One downside is that you need to allocate more memory to store Q and garbage collection is not cheap.
Method 2: Like Method 1 but do binary search instead of keeping Q.
You could try this. Say we have B sorted by dob, which is (4,3,2,1). For each element, we can run through each posting list, do a binary search to see if it is inside. If it is inside, append to C_i. This is actually quite expensive… The amount of work needed to sort each posting list (after getting sorted B) is O(|A| N) ignoring log factors for the binary search. This looks bad. Maybe you all have some other ways of using binary search?
Method 3: Worker sorts B, then coordinator sorts each posting list by their position in sorted B
Each posting list will need to store their positions in B. In the above example, A_0=(1,2,3) will store (0,1,2) while A_1 will store (1,2,3). Then the worker returns the position of B_i in the sorted list. In this case, it will return (3,2,1,0) like before because B_0=1 is position 3 of sorted list (4,3,2,1), and B_1=2 is position 2 of sorted list. Now, sort each posting list by this mapping.
There is actually no memory overhead here because after this, we have the ordering of each posting list. The disadvantage is that the coordinator still needs to do sorting per posting list, which removes the advantage of sorting B in the case of a lot of overlap between posting lists. Running time is O(|B| log |B| + N log (N/|A|)), roughly.
Method 4: Worker sorts each posting list (simplest)

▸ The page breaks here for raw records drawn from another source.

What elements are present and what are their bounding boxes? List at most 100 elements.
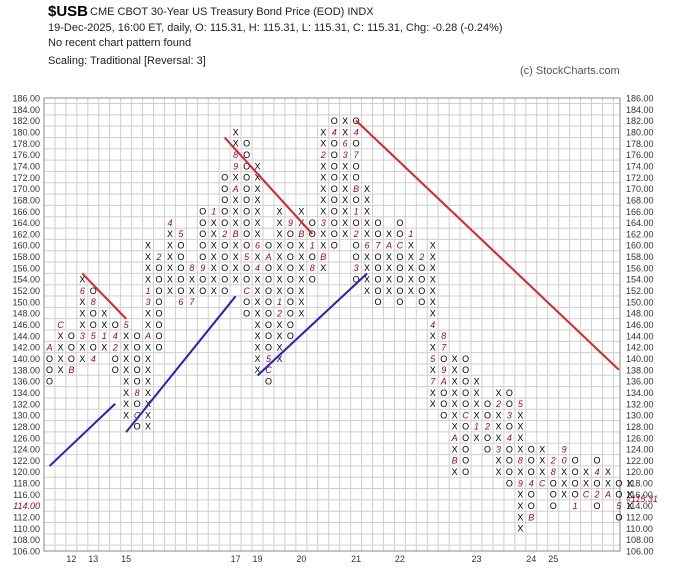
x-box: X [583,467,589,477]
o-box: O [331,150,338,160]
o-box: O [396,218,403,228]
month-marker: 0 [562,456,567,466]
o-box: O [221,173,228,183]
month-marker: 4 [332,127,337,137]
o-box: O [593,478,600,488]
o-box: O [243,173,250,183]
month-marker: 3 [496,444,501,454]
x-box: X [430,399,436,409]
month-marker: 2 [276,308,282,318]
x-box: X [430,342,436,352]
month-marker: 6 [343,139,348,149]
x-box: X [605,478,611,488]
o-box: O [309,252,316,262]
x-box: X [517,501,523,511]
o-box: O [353,139,360,149]
o-box: O [374,263,381,273]
month-marker: B [298,229,304,239]
x-box: X [430,286,436,296]
x-box: X [408,286,414,296]
x-box: X [517,422,523,432]
o-box: O [221,286,228,296]
month-marker: 1 [211,207,216,217]
x-tick-label: 19 [253,554,263,564]
x-box: X [233,173,239,183]
x-box: X [233,218,239,228]
o-box: O [331,139,338,149]
month-marker: 6 [365,241,370,251]
o-box: O [615,490,622,500]
x-box: X [474,410,480,420]
x-tick-label: 23 [472,554,482,564]
o-box: O [265,263,272,273]
x-box: X [517,512,523,522]
o-box: O [331,241,338,251]
y-tick-label-left: 110.00 [13,524,40,534]
o-box: O [155,263,162,273]
x-box: X [167,229,173,239]
y-tick-label-right: 142.00 [626,343,654,353]
y-tick-label-right: 138.00 [626,365,654,375]
x-box: X [320,229,326,239]
month-marker: C [539,478,546,488]
o-box: O [287,320,294,330]
o-box: O [155,331,162,341]
month-marker: 7 [375,241,381,251]
y-tick-label-right: 156.00 [626,263,654,273]
x-box: X [276,342,282,352]
o-box: O [46,365,53,375]
y-tick-label-left: 128.00 [12,422,40,432]
o-box: O [374,275,381,285]
x-box: X [320,263,326,273]
x-box: X [276,229,282,239]
x-box: X [342,218,348,228]
o-box: O [615,478,622,488]
x-box: X [320,184,326,194]
o-box: O [112,365,119,375]
y-tick-label-left: 106.00 [12,547,40,557]
x-box: X [57,331,63,341]
x-box: X [255,275,261,285]
o-box: O [243,263,250,273]
o-box: O [287,263,294,273]
x-box: X [452,410,458,420]
x-box: X [298,252,304,262]
x-box: X [233,275,239,285]
month-marker: 2 [221,229,227,239]
x-box: X [276,218,282,228]
x-box: X [495,422,501,432]
x-box: X [276,241,282,251]
y-tick-label-right: 114.00 [626,501,653,511]
y-tick-label-left: 130.00 [12,411,40,421]
y-tick-label-right: 170.00 [626,184,654,194]
o-box: O [506,444,513,454]
month-marker: 7 [354,150,360,160]
y-tick-label-right: 148.00 [626,309,654,319]
o-box: O [462,365,469,375]
o-box: O [331,116,338,126]
o-box: O [243,229,250,239]
y-tick-label-left: 152.00 [12,286,40,296]
o-box: O [572,467,579,477]
o-box: O [112,354,119,364]
x-box: X [101,320,107,330]
o-box: O [572,456,579,466]
x-box: X [517,433,523,443]
y-tick-label-right: 172.00 [626,173,654,183]
y-tick-label-right: 132.00 [626,399,654,409]
x-box: X [342,173,348,183]
o-box: O [309,229,316,239]
x-box: X [145,410,151,420]
o-box: O [506,478,513,488]
x-box: X [255,286,261,296]
month-marker: 5 [124,320,130,330]
month-marker: 5 [244,252,250,262]
x-box: X [145,342,151,352]
o-box: O [221,252,228,262]
y-tick-label-left: 156.00 [12,263,40,273]
y-tick-label-left: 108.00 [12,535,40,545]
y-tick-label-left: 150.00 [12,297,40,307]
x-tick-label: 25 [548,554,558,564]
o-box: O [353,218,360,228]
y-tick-label-right: 152.00 [626,286,654,296]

This is the simplest method. Running time is O(N log (N/|A|)) roughly. The downside is that we need to make |A| network calls instead of 1, and time spent doing actual sorting can be worse by a factor of |A| in the case of max overlap. And we can no longer tell people that Dgraph is more efficient because we make one network call per predicate… However, in terms of asymptotic behavior, it is actually not that bad, as method 1 still has that O(N) term to build sorted posting lists in the coordinator.
Pagination
Say we want just the top few entries of each posting lists. If we use method 4, the worker can trim the results and return early. It can iterate over RocksDB until it gets enough results per posting list, and return.
However, for the other methods that sort B, this is a lot harder. You can’t really do any trimming. For example, A_0=(0,1,2,3,4,5,6,7,8,9,10) and A_1=(11). We ask for just one result. B=(0,1,2,3,4,5,6,7,8,9,10,11). Say when sorted by dob, the order doesn’t change. If we want the top result for A_1, we have to return the full sorted B. If the worker sorts each posting list, then it could have just returned (0) for sorting A_0 and (11) for sorting A_1.
Questions
Am I missing something basic here? Do you all have some other approaches in mind? I am leaning towards Method 4. It can be worse by a log factor, which I thought is palatable given that pagination can sometimes save a lot of work.
What do you all think? @core-devs
(In another post, I can write about whether we want to keep keys of index in memory.)